There were only two episodes of notable excitement that week.  The first was when they wheeled me downstairs for something called an arthrogram.  ("Ooooh!  I'm getting out of the room!")  A medical textbook will tell you that an arthrogram is a procedure where a physician can look inside a joint with an inserted camera.  I will tell you that it is an ordeal where the doctor sticks three giant needles right into your hip and digs around like he's looking for his Audi keys.  For 30 minutes.  Without anesthetic.  "Maybe I left them here.  Or here.  Or here."  I still consider that more painful than any of the kidney stones I've had.  (I'm a medical marvel, ain't I?)

The second incident of note was the day when a nurse burst in and declared loud enough to be heard all the way in Hopkins, "Mr. Carl, we note that you haven't had a bowel movement in several days.  I'll need to give you this suppository."  At the tender age of nearly-13 I was wise enough to know where a suppository ends up.  Right at that moment I needed an Ed McMahon-type sidekick to provide a "Heyyyy-ohhhhhh!"  I announced confidently that I could produce some war materiel right then and there (ok, I didn't use that phrase at the time but it fits), shucked the traction booties in nanoseconds, hobbled to the bathroom before the nurse could offer a rebuttal, and set to work like my life depended on it.  Which, at that age, it seemed like it did since dying of embarrassment is a real pre-teen affliction.  Fortunately my intestinal tract came through for me.

Other than those heart-stopping moments it was an endless cycle of cheesy re-runs, staring out the window at summer going by, reading books ("The Bourne Identity" was one, then I had to wait 20 years for the movie), and hospital food.  I remember my mom gamely trying to raise my spirits before arriving at the hospital by telling me that hospital food was great and they let you pick what you want from a menu!  I later learned what every adult knew:  everything tasted the same regardless of what color it was.  Nice try, though, Mom.

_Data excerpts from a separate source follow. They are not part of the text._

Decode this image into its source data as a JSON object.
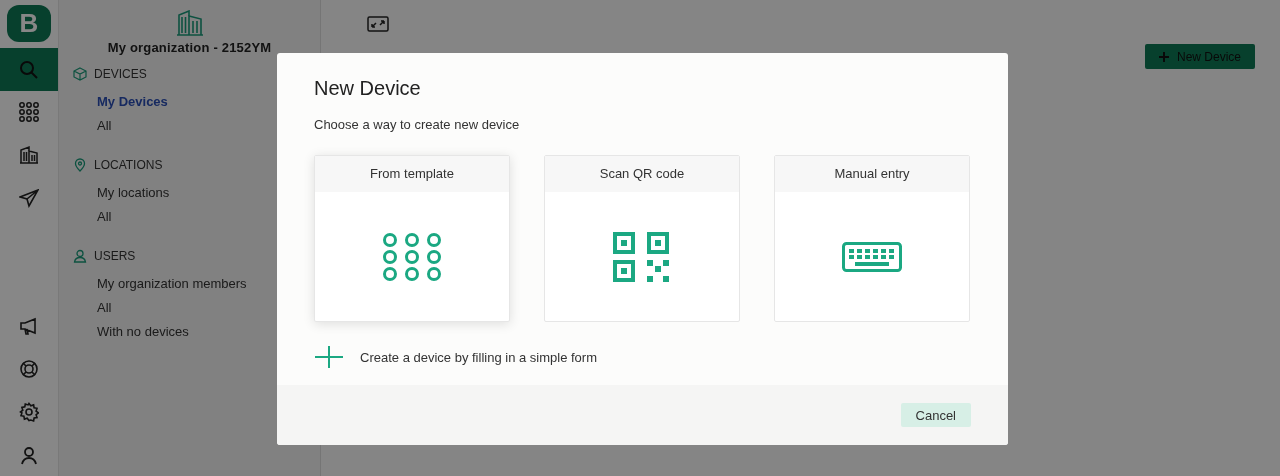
{
  "rail": {
    "logo": "B",
    "items": [
      {
        "kind": "search",
        "selected": true
      },
      {
        "kind": "grid",
        "selected": false
      },
      {
        "kind": "building",
        "selected": false
      },
      {
        "kind": "plane",
        "selected": false
      },
      {
        "kind": "megaphone",
        "selected": false
      },
      {
        "kind": "lifebuoy",
        "selected": false
      },
      {
        "kind": "gear",
        "selected": false
      },
      {
        "kind": "user",
        "selected": false
      }
    ]
  },
  "sidebar": {
    "organization": "My organization - 2152YM",
    "sections": [
      {
        "kind": "devices",
        "title": "DEVICES",
        "items": [
          {
            "label": "My Devices",
            "selected": true
          },
          {
            "label": "All",
            "selected": false
          }
        ]
      },
      {
        "kind": "locations",
        "title": "LOCATIONS",
        "items": [
          {
            "label": "My locations",
            "selected": false
          },
          {
            "label": "All",
            "selected": false
          }
        ]
      },
      {
        "kind": "users",
        "title": "USERS",
        "items": [
          {
            "label": "My organization members",
            "selected": false
          },
          {
            "label": "All",
            "selected": false
          },
          {
            "label": "With no devices",
            "selected": false
          }
        ]
      }
    ]
  },
  "page": {
    "new_button": "New Device"
  },
  "dialog": {
    "title": "New Device",
    "subtitle": "Choose a way to create new device",
    "options": [
      {
        "kind": "template",
        "label": "From template",
        "selected": true
      },
      {
        "kind": "qr",
        "label": "Scan QR code",
        "selected": false
      },
      {
        "kind": "keyboard",
        "label": "Manual entry",
        "selected": false
      }
    ],
    "form_link": "Create a device by filling in a simple form",
    "cancel": "Cancel"
  }
}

After exactly one week to the minute from my arrival I was discharged from the Big House in a wheelchair.  I bid farewell to Nurse Suppository and Gasoline Boy and Unspeakable Procedure Boy and 3-Needles of Death Doctor and Laverne and Shirley and Lenny and Squiggy and an electrically adjustable bed that gets much less interesting after 30 minutes, much less 7 days.  Now when I'm stuck doing something horrifically dull I can look back with a smirk and think, "Dull?  I set the bar on dull pretty high back in the day.  You young'uns haven't even seen dull."